Watching active traders talk is a little like viewing a car wreck at times – it is painful, evokes sympathy, but can be hard to ignore. When markets go haywire, some common threads emerge among individual actively-trading investors that bring home the beauty of passive indexing beyond just holding parts of the stock market.
Everything is Down! This is a sentiment often seen on forums like Morningstar and in article comments on sites like SeekingAlpha. As an indexer, the first thought is often: what are they talking about? Bonds are up – especially intermediate- and long-duration Treasuries held in many (likely most) passive portfolios.
Everything is Down … Except Gold! This shows off the same bias, and illustrates that people even think about gold before they think about bonds – most indexers would agree that the stock-versus-bond (or: equities versus fixed income) split is the first and most important step in designing a portfolio. Gold comes much later, if at all.

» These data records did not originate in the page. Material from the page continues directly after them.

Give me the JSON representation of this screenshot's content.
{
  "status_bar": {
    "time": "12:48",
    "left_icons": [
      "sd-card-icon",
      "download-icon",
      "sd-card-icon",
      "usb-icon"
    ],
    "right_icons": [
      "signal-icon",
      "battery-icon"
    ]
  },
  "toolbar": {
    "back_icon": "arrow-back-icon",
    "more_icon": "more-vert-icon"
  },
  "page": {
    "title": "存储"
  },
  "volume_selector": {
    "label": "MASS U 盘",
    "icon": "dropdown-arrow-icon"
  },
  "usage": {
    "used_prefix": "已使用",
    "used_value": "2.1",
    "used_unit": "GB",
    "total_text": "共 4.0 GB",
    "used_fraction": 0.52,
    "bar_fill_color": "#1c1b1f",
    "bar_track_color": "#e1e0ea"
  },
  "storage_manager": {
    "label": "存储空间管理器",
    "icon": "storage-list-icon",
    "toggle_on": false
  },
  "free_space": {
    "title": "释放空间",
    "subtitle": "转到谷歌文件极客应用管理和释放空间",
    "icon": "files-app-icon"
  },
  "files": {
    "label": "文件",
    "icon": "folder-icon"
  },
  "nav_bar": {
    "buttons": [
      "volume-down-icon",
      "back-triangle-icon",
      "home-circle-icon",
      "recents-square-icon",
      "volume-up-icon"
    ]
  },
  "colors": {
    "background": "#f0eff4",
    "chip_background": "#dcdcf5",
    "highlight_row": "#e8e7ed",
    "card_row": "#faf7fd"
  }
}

Shorting the Market is the Solution! Again, this equity-centric mentality reveals that many a trader would prefer to still make all their bets in terms of equities, even if it means higher costs, and speculation, rather than balancing and re-balancing a sensible portfolio where all components stand to make gains (or at least break even) independently.

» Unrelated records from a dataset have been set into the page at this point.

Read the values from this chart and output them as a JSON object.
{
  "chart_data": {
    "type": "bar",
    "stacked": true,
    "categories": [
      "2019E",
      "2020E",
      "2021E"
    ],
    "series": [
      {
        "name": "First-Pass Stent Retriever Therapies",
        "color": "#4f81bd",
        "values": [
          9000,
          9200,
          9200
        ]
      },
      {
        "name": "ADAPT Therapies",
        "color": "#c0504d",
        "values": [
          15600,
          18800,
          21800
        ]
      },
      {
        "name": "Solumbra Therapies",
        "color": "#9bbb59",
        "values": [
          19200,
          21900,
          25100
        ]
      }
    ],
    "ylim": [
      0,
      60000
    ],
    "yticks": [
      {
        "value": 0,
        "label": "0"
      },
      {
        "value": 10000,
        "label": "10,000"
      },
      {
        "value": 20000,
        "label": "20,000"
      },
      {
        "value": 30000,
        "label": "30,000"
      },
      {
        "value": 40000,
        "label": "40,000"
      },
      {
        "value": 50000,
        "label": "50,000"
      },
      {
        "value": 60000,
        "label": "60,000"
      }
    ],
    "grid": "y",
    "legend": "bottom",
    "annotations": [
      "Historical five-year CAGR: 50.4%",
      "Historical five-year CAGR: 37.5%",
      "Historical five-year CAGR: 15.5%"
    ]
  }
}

That’s It, I’m Getting Out of the Market! The expression ‘going to cash’ sounds like a flight to safety, but it isn’t. By the time ‘the markets stabilize’ it is too late to get back in – you forever miss the run-up that brought it back up to ‘acceptable levels’ again.

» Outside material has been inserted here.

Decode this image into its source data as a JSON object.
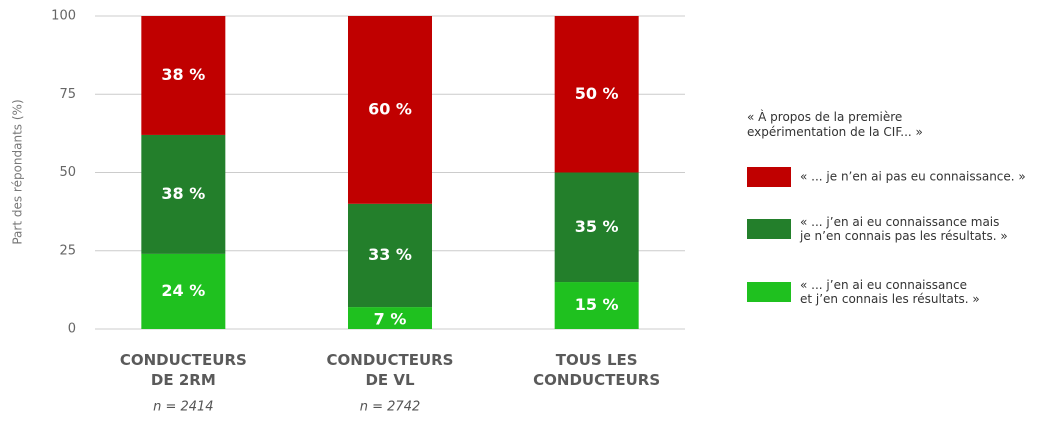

But Bonds Are in a Bubble! Often when equities go down, bonds go up – again: flight to safety makes this particularly true for Treasuries. Are they thus in a bubble? Not necessarily – the markets have determined equity markets to be risky, so safety comes at a premium price. For someone who buys, holds and rebalances, though, this ‘problem’ largely solves itself, since such investors are using their ‘winnings’ from bonds to buy ‘losers’ in the form of stock market index funds.